Saturday, October 10, 2009

Michael Hann hates cyclists.

http://www.buzzle.com/editorials/10-24-2002-28858.asp

Here's how Michael Hann frames his hatred of cyclists:

1) Cyclists are threatening the endangered Ohlone tiger beetle in Santa Cruz County. The beetle is "startlingly" rare. Seriously, Michael? In the 21st century, you're actually startled by the diminishing numbers of a given species? I can just imagine that someone told you how many are alive today and you were all like "Waugh! That startles me! Don't creep up on me like that!" Michael, you know that industrialization has been jeopardizing many, many species of various animals and plants for decades or even centuries, right? Well, anyway, the polar bears, while trying to balance on the tiny icebergs that climate change continues to shrink, applaud your derision of the world's most efficient mode of transport. Mike, come on. If you're looking to blame something for threatening endangered species, I'm just not convinced that cycling is more of a culprit than, say, deforestation, desertification, climate change, overfishing, overhunting, or water pollution. I'm gonna have to side with David Suzuki and, um, all other environmental scientists on this one, Mike. It's nothing personal. Other than your being a moron.

2) Cyclists deny doing anything wrong. ("Naturally, they all deny their guilt. All regular bike riders condemn 'kamikaze cyclists' who 'give the rest of us a bad name'. In fact, finding a cyclist who admits to wilfully ignoring the rules of the road is as difficult as finding a white South African who will admit to having supported apartheid. 'No mate, not me. Never do a thing like that. Terrible.' ") To Mike, this is a clear indicator that all cyclists are bad people. I'm sure Mike would go much easier on cyclists if he aimed his wild generalizations at a bewildered commuter cyclist on her way to work in the morning and she replied "Um, sure, yeah, that's me... heh heh [awkward cough] Yep, I love crushing startlingly rare bugs under my monstrously huge tires as I spew noxious gases into the air. The only thing I love more than that is, um... violating right-of-way laws and riding recklessly through groups of pure, unsinning pedestrians. [looks around in a panic] Just don't hurt me, please sir. Can I go now?"

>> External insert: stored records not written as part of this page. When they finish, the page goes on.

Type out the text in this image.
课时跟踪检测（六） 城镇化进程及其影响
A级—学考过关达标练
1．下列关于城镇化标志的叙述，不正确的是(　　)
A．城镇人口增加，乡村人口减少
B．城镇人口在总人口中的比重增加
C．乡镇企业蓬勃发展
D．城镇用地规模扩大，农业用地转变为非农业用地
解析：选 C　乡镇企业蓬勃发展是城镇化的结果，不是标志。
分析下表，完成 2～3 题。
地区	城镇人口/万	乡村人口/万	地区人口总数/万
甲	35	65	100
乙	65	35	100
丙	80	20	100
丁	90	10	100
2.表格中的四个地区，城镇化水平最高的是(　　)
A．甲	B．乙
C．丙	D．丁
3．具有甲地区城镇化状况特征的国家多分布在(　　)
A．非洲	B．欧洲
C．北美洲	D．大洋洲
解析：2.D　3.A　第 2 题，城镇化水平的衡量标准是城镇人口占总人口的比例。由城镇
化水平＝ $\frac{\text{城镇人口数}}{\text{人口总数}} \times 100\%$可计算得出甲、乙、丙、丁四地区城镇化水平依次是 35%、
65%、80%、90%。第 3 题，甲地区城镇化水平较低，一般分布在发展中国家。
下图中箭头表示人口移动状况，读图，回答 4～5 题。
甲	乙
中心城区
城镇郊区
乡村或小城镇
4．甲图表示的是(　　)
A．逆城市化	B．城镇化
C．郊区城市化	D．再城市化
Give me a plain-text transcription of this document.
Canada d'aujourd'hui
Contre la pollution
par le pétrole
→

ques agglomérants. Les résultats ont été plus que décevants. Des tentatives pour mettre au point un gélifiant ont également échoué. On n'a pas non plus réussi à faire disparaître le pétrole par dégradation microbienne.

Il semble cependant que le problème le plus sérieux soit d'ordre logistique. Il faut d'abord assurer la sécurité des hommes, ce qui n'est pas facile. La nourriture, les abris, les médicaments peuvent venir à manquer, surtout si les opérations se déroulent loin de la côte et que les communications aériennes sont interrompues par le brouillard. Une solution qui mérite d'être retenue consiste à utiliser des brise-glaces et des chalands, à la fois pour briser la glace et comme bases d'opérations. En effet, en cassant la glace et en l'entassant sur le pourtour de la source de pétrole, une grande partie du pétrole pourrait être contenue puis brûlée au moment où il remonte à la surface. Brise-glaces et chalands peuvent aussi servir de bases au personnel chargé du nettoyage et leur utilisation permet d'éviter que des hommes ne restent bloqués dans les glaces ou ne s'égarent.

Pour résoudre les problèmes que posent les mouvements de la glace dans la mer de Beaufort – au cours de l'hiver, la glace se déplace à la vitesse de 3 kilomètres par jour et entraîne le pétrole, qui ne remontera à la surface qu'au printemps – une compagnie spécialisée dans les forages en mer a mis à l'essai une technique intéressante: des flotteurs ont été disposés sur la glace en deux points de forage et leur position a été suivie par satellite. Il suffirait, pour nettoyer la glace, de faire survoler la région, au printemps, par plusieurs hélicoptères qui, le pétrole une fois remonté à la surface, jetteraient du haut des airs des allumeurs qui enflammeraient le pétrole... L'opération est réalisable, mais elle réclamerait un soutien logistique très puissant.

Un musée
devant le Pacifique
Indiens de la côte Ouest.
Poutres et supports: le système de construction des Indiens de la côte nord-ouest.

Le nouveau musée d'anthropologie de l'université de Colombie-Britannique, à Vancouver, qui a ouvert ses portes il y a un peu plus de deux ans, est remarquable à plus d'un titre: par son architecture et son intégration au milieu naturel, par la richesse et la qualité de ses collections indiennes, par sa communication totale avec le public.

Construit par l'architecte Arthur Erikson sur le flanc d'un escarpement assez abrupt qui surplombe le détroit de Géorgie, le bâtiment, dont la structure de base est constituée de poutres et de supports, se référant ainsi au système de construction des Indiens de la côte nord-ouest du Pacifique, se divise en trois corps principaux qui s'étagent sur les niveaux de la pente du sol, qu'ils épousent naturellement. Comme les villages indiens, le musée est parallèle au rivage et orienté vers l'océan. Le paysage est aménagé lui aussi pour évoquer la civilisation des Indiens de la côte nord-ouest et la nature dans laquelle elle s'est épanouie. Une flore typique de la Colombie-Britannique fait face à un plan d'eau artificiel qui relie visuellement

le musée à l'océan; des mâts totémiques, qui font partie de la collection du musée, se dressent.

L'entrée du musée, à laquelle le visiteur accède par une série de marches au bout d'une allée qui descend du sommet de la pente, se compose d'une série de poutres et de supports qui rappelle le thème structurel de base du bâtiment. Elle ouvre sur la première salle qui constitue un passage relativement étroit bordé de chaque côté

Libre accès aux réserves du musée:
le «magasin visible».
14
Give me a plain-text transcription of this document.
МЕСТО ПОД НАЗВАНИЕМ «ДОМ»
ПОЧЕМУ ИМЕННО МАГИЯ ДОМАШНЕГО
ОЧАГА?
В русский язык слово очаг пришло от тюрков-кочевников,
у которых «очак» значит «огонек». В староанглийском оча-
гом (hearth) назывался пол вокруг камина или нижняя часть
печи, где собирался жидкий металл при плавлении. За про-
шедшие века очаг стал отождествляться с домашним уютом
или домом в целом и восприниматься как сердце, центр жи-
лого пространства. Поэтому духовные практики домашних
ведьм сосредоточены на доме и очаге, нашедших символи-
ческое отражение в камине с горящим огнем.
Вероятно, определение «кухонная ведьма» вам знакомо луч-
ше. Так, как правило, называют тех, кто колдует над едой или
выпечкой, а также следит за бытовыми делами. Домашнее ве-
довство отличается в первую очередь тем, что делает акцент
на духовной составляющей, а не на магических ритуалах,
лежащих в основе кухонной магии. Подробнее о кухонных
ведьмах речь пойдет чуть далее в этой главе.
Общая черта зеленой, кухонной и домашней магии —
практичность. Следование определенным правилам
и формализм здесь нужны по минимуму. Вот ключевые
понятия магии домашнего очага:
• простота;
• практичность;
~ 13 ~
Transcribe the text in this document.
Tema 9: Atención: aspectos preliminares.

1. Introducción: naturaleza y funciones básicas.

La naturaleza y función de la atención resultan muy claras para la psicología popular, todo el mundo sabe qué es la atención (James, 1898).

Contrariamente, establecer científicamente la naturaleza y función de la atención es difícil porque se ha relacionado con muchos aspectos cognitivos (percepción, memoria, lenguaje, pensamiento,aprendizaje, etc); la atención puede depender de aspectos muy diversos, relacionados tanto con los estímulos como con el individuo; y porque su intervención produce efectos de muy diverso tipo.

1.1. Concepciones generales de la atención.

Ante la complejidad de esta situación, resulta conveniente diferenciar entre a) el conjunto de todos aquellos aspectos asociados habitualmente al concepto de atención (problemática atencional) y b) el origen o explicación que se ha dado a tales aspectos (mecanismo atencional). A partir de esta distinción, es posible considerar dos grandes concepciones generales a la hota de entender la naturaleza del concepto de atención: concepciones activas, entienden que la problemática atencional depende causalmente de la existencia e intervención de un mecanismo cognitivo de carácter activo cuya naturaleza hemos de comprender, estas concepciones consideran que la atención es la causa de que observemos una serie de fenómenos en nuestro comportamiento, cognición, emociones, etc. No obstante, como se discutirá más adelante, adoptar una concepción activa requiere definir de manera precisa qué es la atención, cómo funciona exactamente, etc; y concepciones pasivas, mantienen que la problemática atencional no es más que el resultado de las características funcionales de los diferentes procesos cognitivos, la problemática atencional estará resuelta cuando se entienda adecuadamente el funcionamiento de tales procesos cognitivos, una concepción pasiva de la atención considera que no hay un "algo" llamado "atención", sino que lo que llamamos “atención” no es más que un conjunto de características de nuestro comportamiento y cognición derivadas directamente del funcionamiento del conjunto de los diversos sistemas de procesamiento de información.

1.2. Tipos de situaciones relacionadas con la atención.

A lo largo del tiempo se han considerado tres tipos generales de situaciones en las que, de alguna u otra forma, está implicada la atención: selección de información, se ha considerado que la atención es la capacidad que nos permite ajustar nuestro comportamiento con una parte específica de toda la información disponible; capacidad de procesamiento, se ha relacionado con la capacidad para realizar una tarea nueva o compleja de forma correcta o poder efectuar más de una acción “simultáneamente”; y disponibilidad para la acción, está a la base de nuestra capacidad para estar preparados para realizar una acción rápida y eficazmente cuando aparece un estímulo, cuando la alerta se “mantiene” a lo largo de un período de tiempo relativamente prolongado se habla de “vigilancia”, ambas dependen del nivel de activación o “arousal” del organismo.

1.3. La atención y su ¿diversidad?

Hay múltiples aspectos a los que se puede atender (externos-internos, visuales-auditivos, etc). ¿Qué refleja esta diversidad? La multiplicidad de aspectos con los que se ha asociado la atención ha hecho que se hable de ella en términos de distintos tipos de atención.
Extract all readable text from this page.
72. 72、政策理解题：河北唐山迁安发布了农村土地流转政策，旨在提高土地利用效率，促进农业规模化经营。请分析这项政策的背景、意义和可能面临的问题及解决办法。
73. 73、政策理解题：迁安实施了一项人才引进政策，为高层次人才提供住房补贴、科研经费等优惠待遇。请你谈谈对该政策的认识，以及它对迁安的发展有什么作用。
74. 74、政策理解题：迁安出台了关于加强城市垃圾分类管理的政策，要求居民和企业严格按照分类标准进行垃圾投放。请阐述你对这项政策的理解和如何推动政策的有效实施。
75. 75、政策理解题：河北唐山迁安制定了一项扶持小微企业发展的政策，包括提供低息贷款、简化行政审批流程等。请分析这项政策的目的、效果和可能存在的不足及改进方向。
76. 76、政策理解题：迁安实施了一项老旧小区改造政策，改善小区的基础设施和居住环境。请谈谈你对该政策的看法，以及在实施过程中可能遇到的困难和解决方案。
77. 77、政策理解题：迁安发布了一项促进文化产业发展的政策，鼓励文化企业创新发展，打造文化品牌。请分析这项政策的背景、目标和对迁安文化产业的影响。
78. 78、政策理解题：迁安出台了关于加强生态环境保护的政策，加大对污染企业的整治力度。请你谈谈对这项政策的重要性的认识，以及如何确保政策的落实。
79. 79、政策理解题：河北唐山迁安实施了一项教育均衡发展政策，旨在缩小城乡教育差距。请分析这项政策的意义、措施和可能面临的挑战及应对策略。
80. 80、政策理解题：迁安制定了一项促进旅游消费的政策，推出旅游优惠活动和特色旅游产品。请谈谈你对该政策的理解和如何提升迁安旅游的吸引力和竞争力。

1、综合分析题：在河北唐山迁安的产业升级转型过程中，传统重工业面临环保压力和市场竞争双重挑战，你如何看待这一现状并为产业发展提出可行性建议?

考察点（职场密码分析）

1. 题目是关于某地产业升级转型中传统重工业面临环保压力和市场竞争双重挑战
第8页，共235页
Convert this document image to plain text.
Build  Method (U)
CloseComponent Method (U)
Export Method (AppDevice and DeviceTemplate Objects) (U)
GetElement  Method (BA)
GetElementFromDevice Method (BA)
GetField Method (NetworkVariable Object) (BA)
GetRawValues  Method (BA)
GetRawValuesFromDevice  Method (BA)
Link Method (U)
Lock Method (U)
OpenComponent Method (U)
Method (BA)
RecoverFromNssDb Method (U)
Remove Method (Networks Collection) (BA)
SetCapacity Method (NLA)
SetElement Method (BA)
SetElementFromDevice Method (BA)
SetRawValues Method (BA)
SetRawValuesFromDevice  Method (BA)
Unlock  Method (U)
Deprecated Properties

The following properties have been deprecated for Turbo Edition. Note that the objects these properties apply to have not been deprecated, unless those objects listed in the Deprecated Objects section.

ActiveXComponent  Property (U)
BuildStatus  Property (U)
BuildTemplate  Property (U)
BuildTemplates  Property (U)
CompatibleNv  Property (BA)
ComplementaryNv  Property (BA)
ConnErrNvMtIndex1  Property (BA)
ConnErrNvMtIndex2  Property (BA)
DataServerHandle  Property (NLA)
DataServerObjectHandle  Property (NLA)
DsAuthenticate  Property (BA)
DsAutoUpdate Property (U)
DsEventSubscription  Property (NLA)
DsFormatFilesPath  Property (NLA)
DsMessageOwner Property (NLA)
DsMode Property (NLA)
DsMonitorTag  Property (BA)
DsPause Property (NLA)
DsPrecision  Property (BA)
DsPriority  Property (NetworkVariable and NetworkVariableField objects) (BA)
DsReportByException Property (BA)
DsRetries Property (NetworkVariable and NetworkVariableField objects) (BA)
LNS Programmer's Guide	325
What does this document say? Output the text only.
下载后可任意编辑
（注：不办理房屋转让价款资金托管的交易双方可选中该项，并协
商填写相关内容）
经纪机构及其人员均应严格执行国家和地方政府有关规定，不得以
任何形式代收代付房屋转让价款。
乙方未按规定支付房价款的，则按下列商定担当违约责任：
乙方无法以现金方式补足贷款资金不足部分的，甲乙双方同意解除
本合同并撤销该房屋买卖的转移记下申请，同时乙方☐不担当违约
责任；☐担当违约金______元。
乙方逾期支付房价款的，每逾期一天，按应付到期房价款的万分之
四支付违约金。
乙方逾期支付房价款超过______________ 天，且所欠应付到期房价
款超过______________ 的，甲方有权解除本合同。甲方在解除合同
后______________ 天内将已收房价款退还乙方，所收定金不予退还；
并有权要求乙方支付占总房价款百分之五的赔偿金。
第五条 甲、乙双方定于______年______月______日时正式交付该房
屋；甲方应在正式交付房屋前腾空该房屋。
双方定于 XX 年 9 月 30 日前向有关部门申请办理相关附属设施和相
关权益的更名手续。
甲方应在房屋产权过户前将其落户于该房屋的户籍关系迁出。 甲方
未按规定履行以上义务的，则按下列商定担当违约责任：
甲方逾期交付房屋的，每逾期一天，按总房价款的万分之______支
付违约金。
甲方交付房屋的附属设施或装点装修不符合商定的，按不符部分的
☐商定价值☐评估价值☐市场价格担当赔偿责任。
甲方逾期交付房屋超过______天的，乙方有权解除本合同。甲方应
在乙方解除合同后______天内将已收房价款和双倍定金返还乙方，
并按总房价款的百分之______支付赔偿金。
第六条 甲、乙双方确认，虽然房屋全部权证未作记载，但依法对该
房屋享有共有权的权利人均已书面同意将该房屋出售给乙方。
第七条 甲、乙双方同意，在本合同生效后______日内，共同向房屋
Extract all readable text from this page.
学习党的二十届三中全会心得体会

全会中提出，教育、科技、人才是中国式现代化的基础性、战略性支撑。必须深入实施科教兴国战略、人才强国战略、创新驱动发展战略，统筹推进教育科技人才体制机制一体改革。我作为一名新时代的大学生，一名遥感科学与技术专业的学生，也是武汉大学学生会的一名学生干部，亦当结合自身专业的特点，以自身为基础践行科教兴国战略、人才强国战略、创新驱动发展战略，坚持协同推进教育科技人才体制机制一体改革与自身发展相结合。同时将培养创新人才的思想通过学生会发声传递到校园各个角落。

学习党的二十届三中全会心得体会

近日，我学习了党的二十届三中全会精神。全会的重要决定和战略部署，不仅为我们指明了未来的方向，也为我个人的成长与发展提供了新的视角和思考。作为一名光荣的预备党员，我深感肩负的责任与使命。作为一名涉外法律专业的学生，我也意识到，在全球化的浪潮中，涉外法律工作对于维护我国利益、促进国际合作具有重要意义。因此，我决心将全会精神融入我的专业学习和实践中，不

Yes, the only that thing incriminates someone more than confessing to an accusation is denying it. Good call, Mike. What was really enjoyable was Mike's comparison of cyclists to racists. Indeed, if you pedal your way to and from class every day, you may as well just be up front about it and buy a tandem bike so your non-white slave can drive you home to your plantation while you recline and sip mint juleps on the back seat of your luxury animal-endangering killing machine.

Another great thing about Mike's rant is how he oscillates between admitting that it's the disrespectful behaviour of some cyclists that upsets him and tarring all cyclists with the sins of a few individuals who have one behaviour in common:
"[T]hese trails are hugely popular with local cyclists. Mountain bikers are now believed to be the single greatest threat to the survival of this species as they squish and squash their way through the beetle population."

" 'If this beetle is only found in five places, maybe it's no longer viable as a species. If the beetle's going to survive, it's going to have to change its habits,' one irate cyclist told a local paper.

"Many of us are sick to the back teeth of the sickos on cycles who turn any walk though a city into a navigational nightmare."

"What hazards do we face? Cyclists who decide a one-way system is too much hassle for them, and take to the pavement instead. Cyclists who decide the traffic light system is for guidance only - red means go, unless there is a clear and present danger to the cyclist's safety; amber just means go - regardless of whether pedestrians are crossing the road. Cyclists who appear to believe zebra crossings are only designed to compel cars to stop. Cyclists who decide No Cycling signs on park paths don't apply to them."

Mike, buddy, you realize that you dedicate a lot of words to pointing out that not all cyclists are problematic, right? Ok, cool. Just wanted to be sure.

Finally, Mike steps off the deep end with this doozie: "the point is I should be free to let my two-year-old daughter walk on pedestrian paths without worrying that she might be hit by a bike rider." You honestly believe that? Just like how I should be free to let my cat prowl around near the freeway without worrying about it being run over? You know that pretty much 99.9% of humans accept that parents are responsible for protecting their children, right? "Honey, you're two years old now, and mature enough now for you to take care of yourself outside of our yard. Now you can go walk yourself to the park alone while I sit at home and surf dating sites looking for someone to replace mommy and offer you actual parenting."

You're a gem, Mike. Thanks for the laughs.